Homeowners have been warned to brace themselves for "aggressive" interest rate rises amid growing concerns over the runaway property market.

The Council of mortgage Lenders (CML) warned that, in the worst case, a doubling of rates might be needed to cool rising prices.

It forecast for end-of-year rates of 5.25 per cent was far higher than the 4.5 per cent it predicted in January.

But it pointed out a doubling of the base lending rate was an extreme example of likely action needed as it did not take into account other market factors.

A CML spokeswoman said: "There are always risks but unless there's a nasty trigger somewhere else in the economy, the likelihood is the housing market will run out of steam of its own accord."

The CML said house prices and consumer spending had so far not slowed by the rate it expected in January, despite the impact of interest rate rises in November and February.

It revealed it had raised its expectations for interest rates amid signs from the Bank of England it was becoming increasingly concerned about the refusal of house prices to slow down.

The spokeswoman said: "Although the bank does not specifically target house prices, we believe we have seen evidence of them giving greater weight to the inflationary impact of those increases."

The cost of borrowing rose again two weeks ago with analysts expecting another imminent hike after oil prices increased inflationary pressures and the British Bankers' Association said net mortgage lending rose by £6.4 billion last month, the highest figure on record.
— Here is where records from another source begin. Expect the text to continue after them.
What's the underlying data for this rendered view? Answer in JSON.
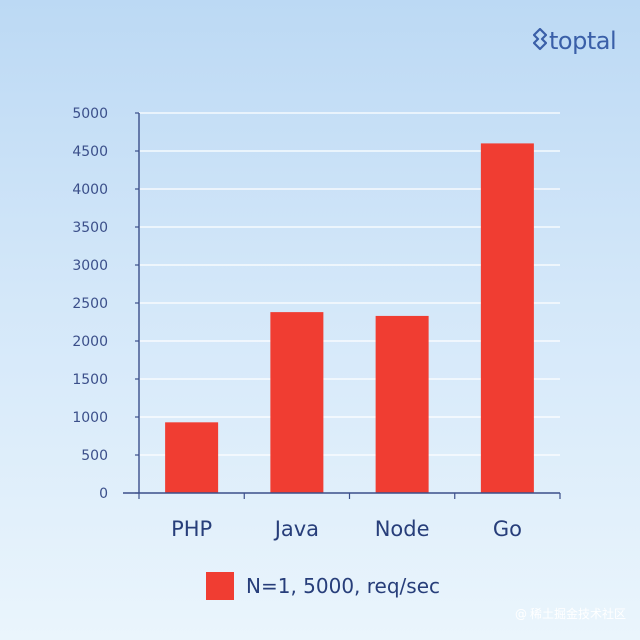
{
  "brand": {
    "logo_text": "toptal",
    "logo_icon": "toptal-mark-icon",
    "color": "#3a5fa8"
  },
  "watermark": {
    "text": "@稀土掘金技术社区",
    "icon": "at-icon"
  },
  "chart_data": {
    "type": "bar",
    "categories": [
      "PHP",
      "Java",
      "Node",
      "Go"
    ],
    "series": [
      {
        "name": "N=1, 5000, req/sec",
        "values": [
          930,
          2380,
          2330,
          4600
        ],
        "color": "#f03d32"
      }
    ],
    "title": "",
    "xlabel": "",
    "ylabel": "",
    "ylim": [
      0,
      5000
    ],
    "yticks": [
      0,
      500,
      1000,
      1500,
      2000,
      2500,
      3000,
      3500,
      4000,
      4500,
      5000
    ],
    "grid": true,
    "legend": "bottom",
    "axis_color": "#3b4f8a",
    "grid_color": "#ffffff"
  }
}
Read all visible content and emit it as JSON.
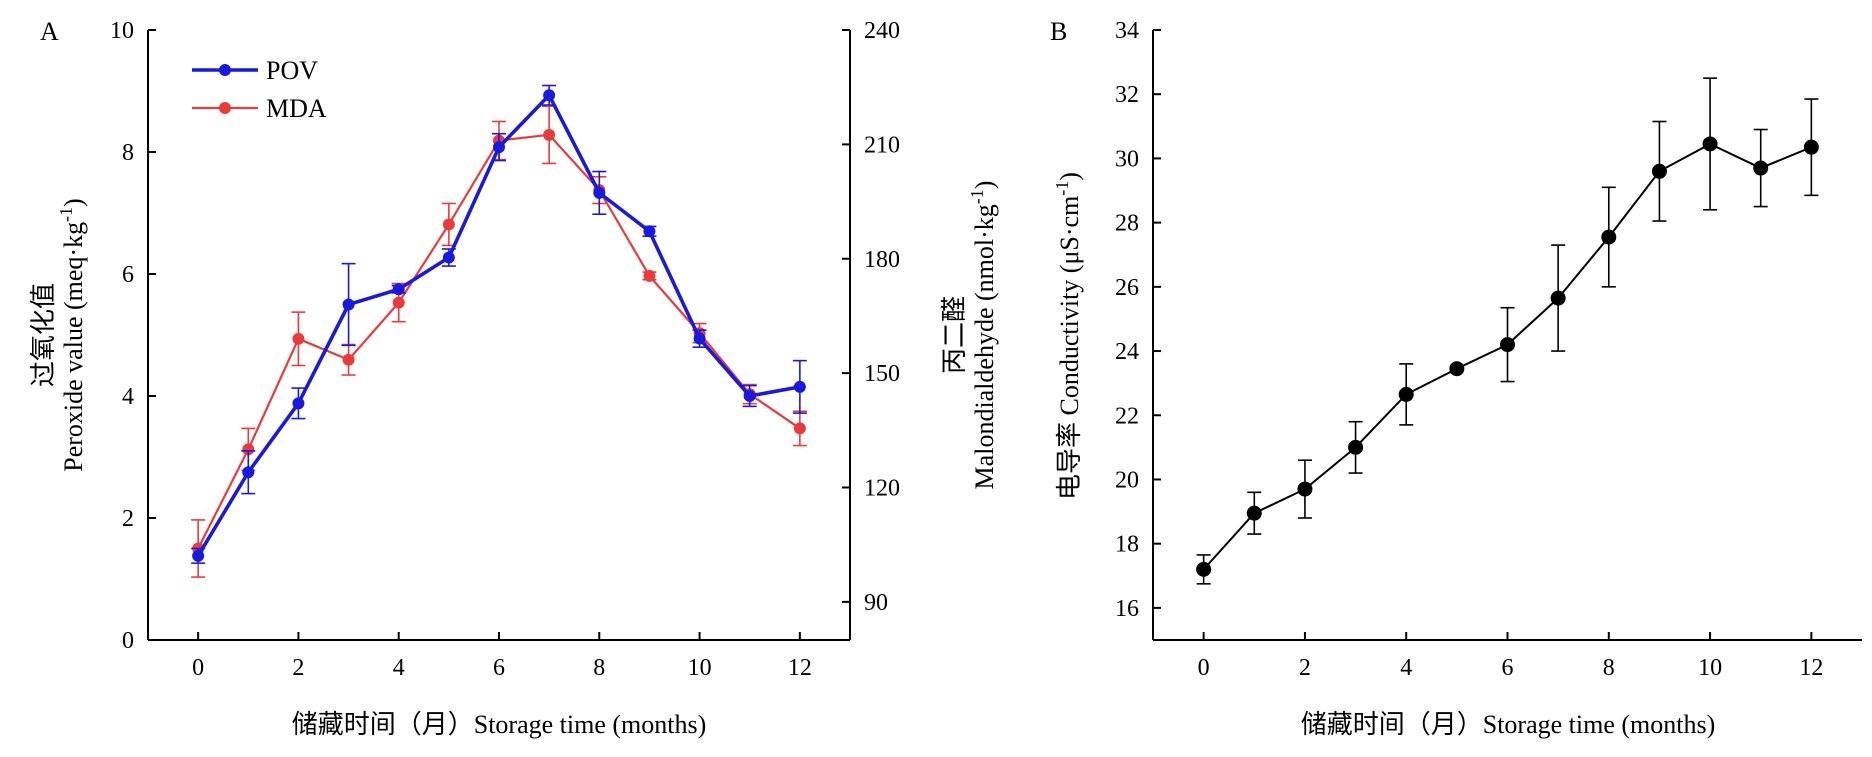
{
  "chart_data": [
    {
      "panel": "A",
      "type": "line",
      "xlabel": "储藏时间（月）Storage time (months)",
      "ylabel": [
        "过氧化值",
        "Peroxide value (meq·kg",
        "-1",
        ")"
      ],
      "y2label": [
        "丙二醛",
        "Malondialdehyde (nmol·kg",
        "-1",
        ")"
      ],
      "x": [
        0,
        1,
        2,
        3,
        4,
        5,
        6,
        7,
        8,
        9,
        10,
        11,
        12
      ],
      "xlim": [
        -1,
        13
      ],
      "xticks": [
        0,
        2,
        4,
        6,
        8,
        10,
        12
      ],
      "ylim": [
        0,
        10
      ],
      "yticks": [
        0,
        2,
        4,
        6,
        8,
        10
      ],
      "y2lim": [
        80,
        240
      ],
      "y2ticks": [
        90,
        120,
        150,
        180,
        210,
        240
      ],
      "legend_position": "top-left",
      "series": [
        {
          "name": "POV",
          "axis": "left",
          "color": "#1a1adb",
          "values": [
            1.38,
            2.75,
            3.88,
            5.5,
            5.75,
            6.27,
            8.08,
            8.93,
            7.33,
            6.7,
            4.94,
            4.0,
            4.15
          ],
          "errors": [
            0.12,
            0.35,
            0.25,
            0.67,
            0.06,
            0.14,
            0.22,
            0.16,
            0.35,
            0.08,
            0.14,
            0.17,
            0.43
          ]
        },
        {
          "name": "MDA",
          "axis": "right",
          "color": "#e83c3c",
          "values": [
            104.0,
            130.0,
            159.0,
            153.5,
            168.5,
            189.0,
            211.0,
            212.5,
            198.0,
            175.5,
            160.5,
            144.5,
            135.5
          ],
          "errors": [
            7.5,
            5.5,
            7.0,
            4.0,
            5.0,
            5.5,
            5.0,
            7.5,
            3.5,
            1.0,
            2.5,
            2.5,
            4.5
          ]
        }
      ]
    },
    {
      "panel": "B",
      "type": "line",
      "xlabel": "储藏时间（月）Storage time (months)",
      "ylabel": [
        "电导率 Conductivity (μS·cm",
        "-1",
        ")"
      ],
      "x": [
        0,
        1,
        2,
        3,
        4,
        5,
        6,
        7,
        8,
        9,
        10,
        11,
        12
      ],
      "xlim": [
        -1,
        13
      ],
      "xticks": [
        0,
        2,
        4,
        6,
        8,
        10,
        12
      ],
      "ylim": [
        15,
        34
      ],
      "yticks": [
        16,
        18,
        20,
        22,
        24,
        26,
        28,
        30,
        32,
        34
      ],
      "series": [
        {
          "color": "#000000",
          "values": [
            17.2,
            18.95,
            19.7,
            21.0,
            22.65,
            23.45,
            24.2,
            25.65,
            27.55,
            29.6,
            30.45,
            29.7,
            30.35
          ],
          "errors": [
            0.45,
            0.65,
            0.9,
            0.8,
            0.95,
            0.0,
            1.15,
            1.65,
            1.55,
            1.55,
            2.05,
            1.2,
            1.5
          ]
        }
      ]
    }
  ]
}
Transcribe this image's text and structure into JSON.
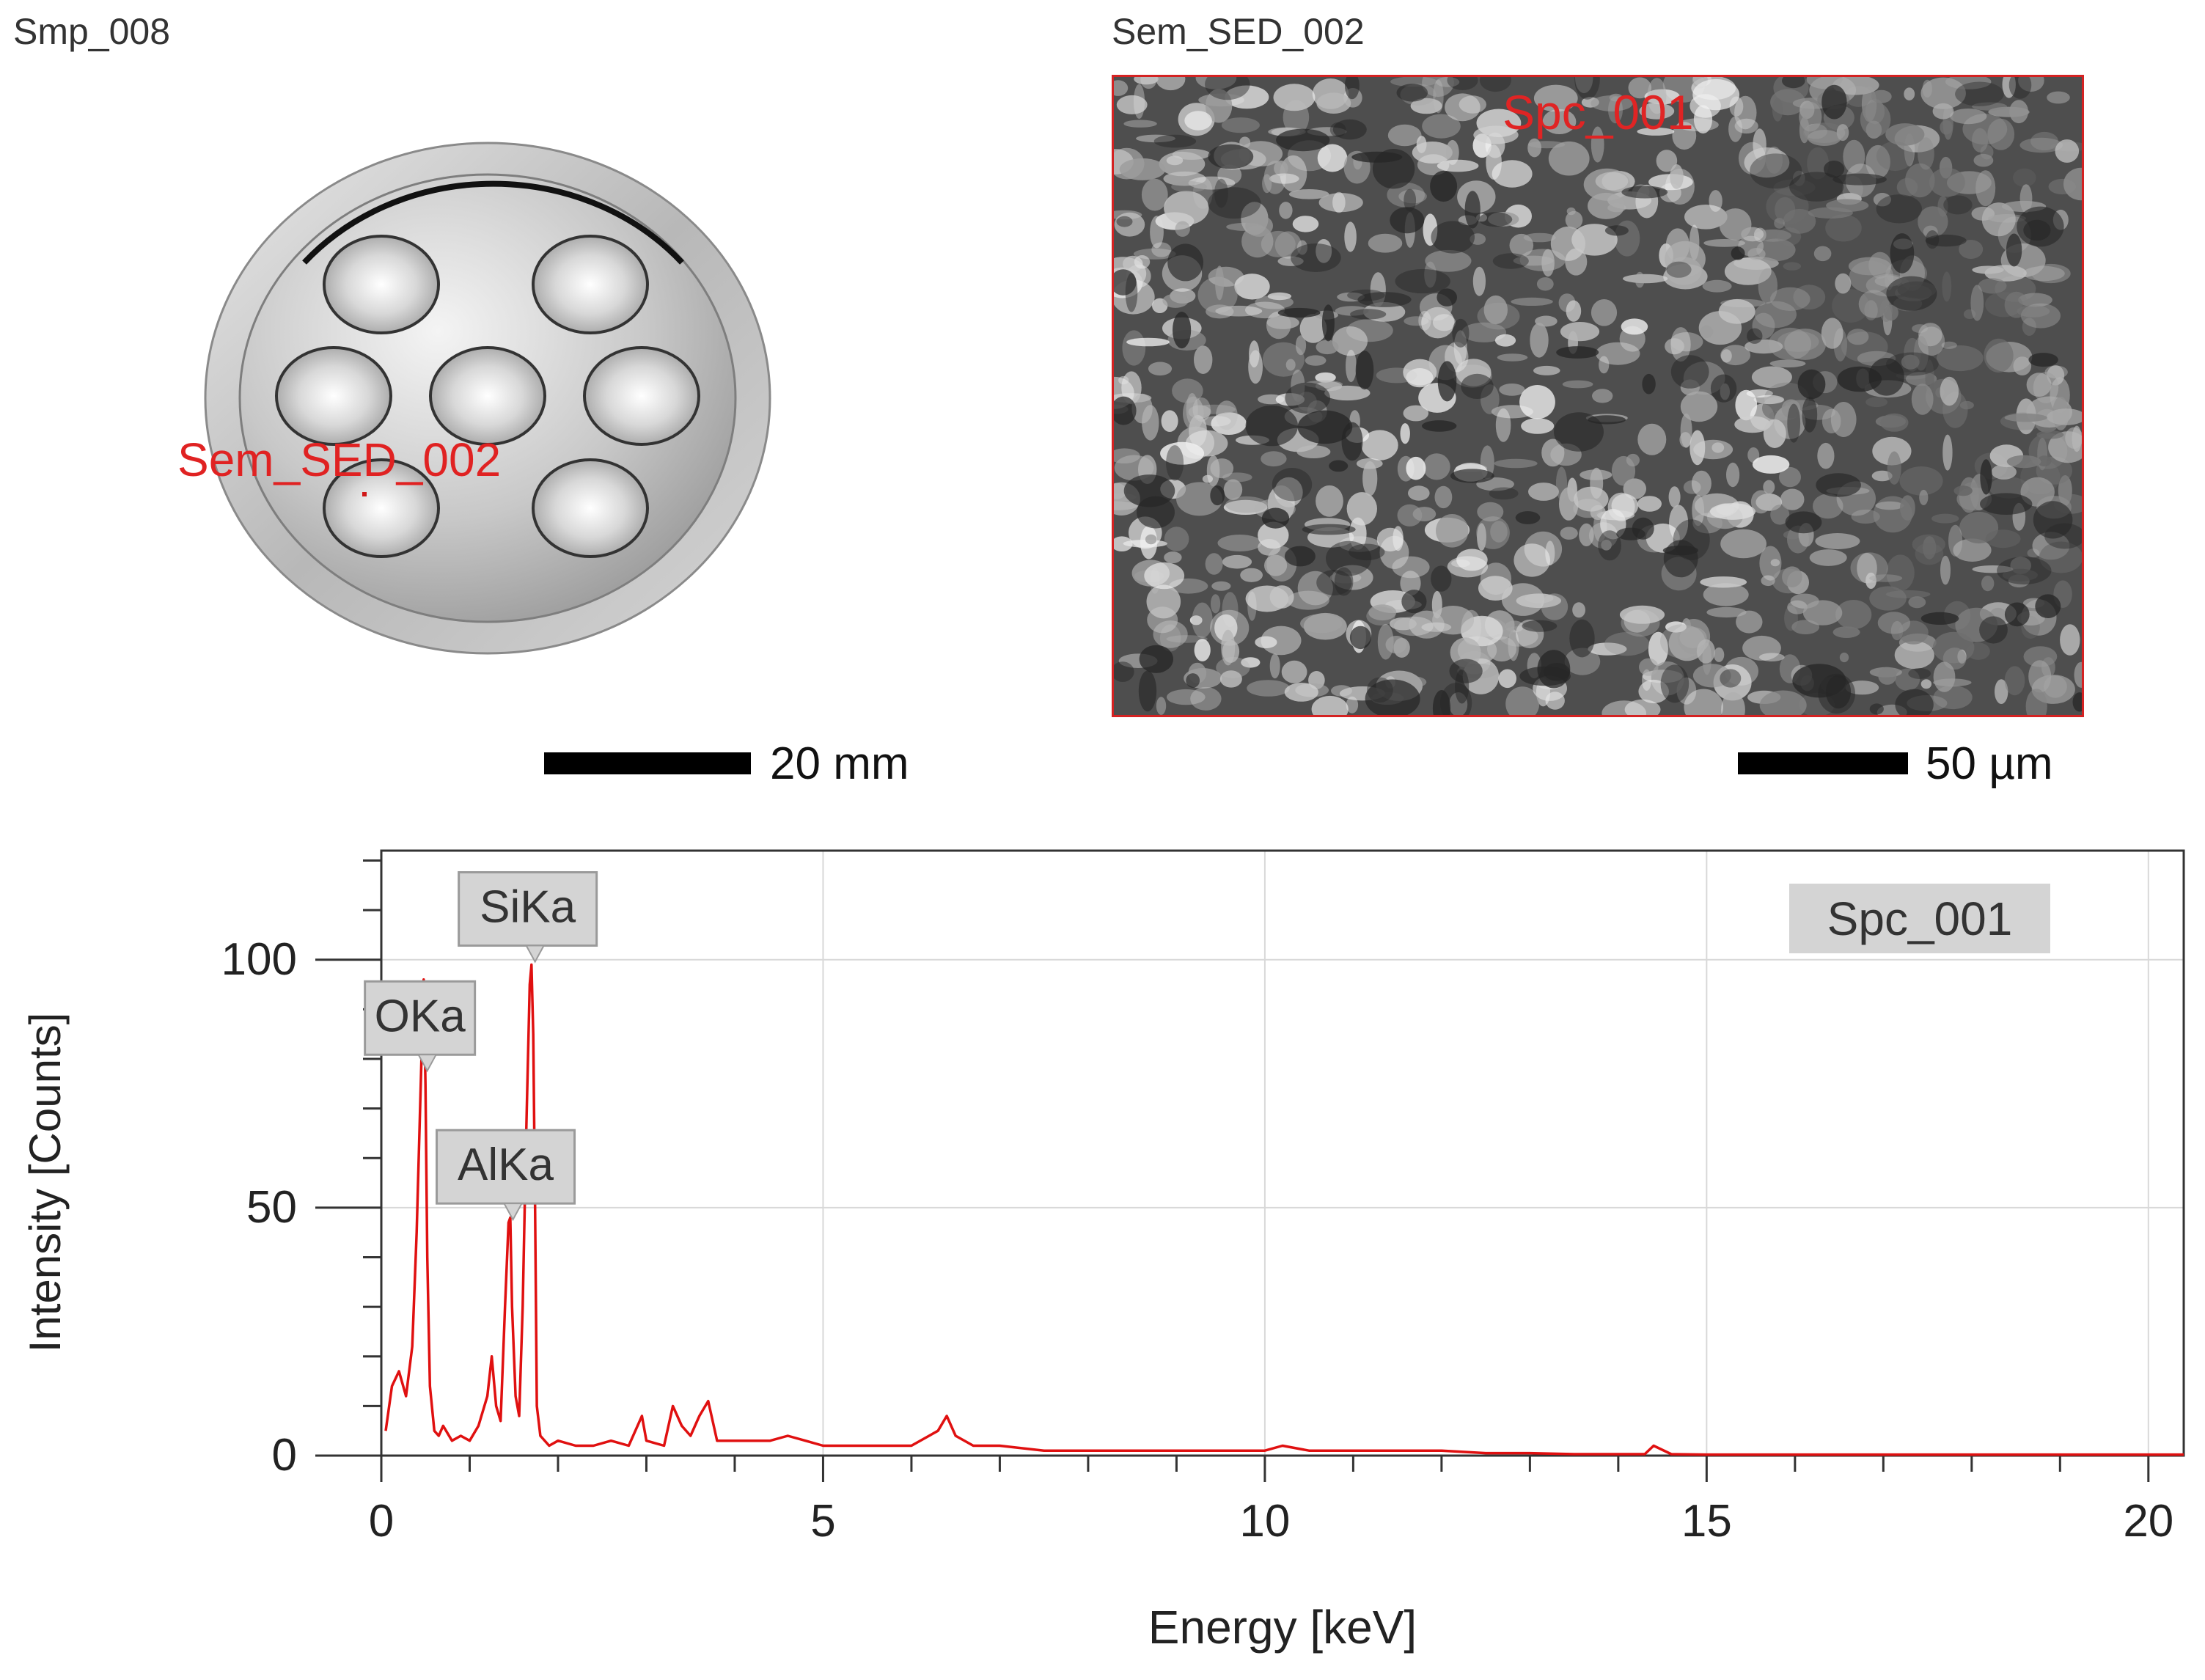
{
  "sample_panel": {
    "title": "Smp_008",
    "marker_label": "Sem_SED_002",
    "scale_bar_label": "20 mm"
  },
  "sem_panel": {
    "title": "Sem_SED_002",
    "marker_label": "Spc_001",
    "scale_bar_label": "50 µm"
  },
  "colors": {
    "spectrum_line": "#e01010",
    "marker_text": "#e02222",
    "label_box": "#d4d4d4",
    "grid": "#d8d8d8"
  },
  "chart_data": {
    "type": "line",
    "xlabel": "Energy [keV]",
    "ylabel": "Intensity [Counts]",
    "xlim": [
      0,
      20.4
    ],
    "ylim": [
      0,
      122
    ],
    "xticks": [
      0,
      5,
      10,
      15,
      20
    ],
    "yticks": [
      0,
      50,
      100
    ],
    "grid": true,
    "legend": "top-right",
    "series": [
      {
        "name": "Spc_001",
        "x": [
          0.05,
          0.12,
          0.2,
          0.28,
          0.35,
          0.4,
          0.45,
          0.48,
          0.5,
          0.52,
          0.55,
          0.6,
          0.65,
          0.7,
          0.8,
          0.9,
          1.0,
          1.1,
          1.2,
          1.25,
          1.3,
          1.35,
          1.4,
          1.44,
          1.46,
          1.48,
          1.52,
          1.56,
          1.6,
          1.64,
          1.68,
          1.7,
          1.72,
          1.74,
          1.76,
          1.8,
          1.9,
          2.0,
          2.2,
          2.4,
          2.6,
          2.8,
          2.95,
          3.0,
          3.2,
          3.3,
          3.4,
          3.5,
          3.6,
          3.7,
          3.8,
          4.0,
          4.2,
          4.4,
          4.6,
          4.8,
          5.0,
          5.5,
          6.0,
          6.3,
          6.4,
          6.5,
          6.7,
          7.0,
          7.5,
          8.0,
          8.5,
          9.0,
          9.5,
          10.0,
          10.2,
          10.5,
          11.0,
          11.5,
          12.0,
          12.5,
          13.0,
          13.5,
          14.0,
          14.3,
          14.4,
          14.6,
          15.0,
          16.0,
          17.0,
          18.0,
          19.0,
          20.0,
          20.4
        ],
        "y": [
          5,
          14,
          17,
          12,
          22,
          45,
          77,
          96,
          75,
          40,
          14,
          5,
          4,
          6,
          3,
          4,
          3,
          6,
          12,
          20,
          10,
          7,
          30,
          47,
          48,
          30,
          12,
          8,
          30,
          65,
          95,
          99,
          85,
          50,
          10,
          4,
          2,
          3,
          2,
          2,
          3,
          2,
          8,
          3,
          2,
          10,
          6,
          4,
          8,
          11,
          3,
          3,
          3,
          3,
          4,
          3,
          2,
          2,
          2,
          5,
          8,
          4,
          2,
          2,
          1,
          1,
          1,
          1,
          1,
          1,
          2,
          1,
          1,
          1,
          1,
          0.5,
          0.5,
          0.3,
          0.3,
          0.3,
          2,
          0.3,
          0.2,
          0.2,
          0.2,
          0.2,
          0.2,
          0.2,
          0.2
        ]
      }
    ],
    "annotations": [
      {
        "label": "SiKa",
        "x": 1.74,
        "y": 99
      },
      {
        "label": "OKa",
        "x": 0.52,
        "y": 77
      },
      {
        "label": "AlKa",
        "x": 1.49,
        "y": 47
      }
    ]
  }
}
The CML, which represents banks and building societies, said its projection was now for house prices to grow by 14 per cent in 2004, rather than the eight per cent predicted earlier this year.

But demand for home ownership meant it was more likely the UK would see a moderation in the level of house prices.

The alert over mortgage rates came on the heels of a warning last week that Britons were running up a threatening mountain of general debt and now collectively owed £1 trillion in mortgages, loans, overdrafts and credit card borrowings.

Vince Cable, Liberal Democrat treasury spokesman, said: "Our borrow now, pay later culture has resulted in a new milestone for borrowing. The debt bubble facing the British public is truly awesome.

"If interest rates rise as expected, if house prices fall, if oil prices continue to go up and inflation rises, many people could find themselves in difficulty."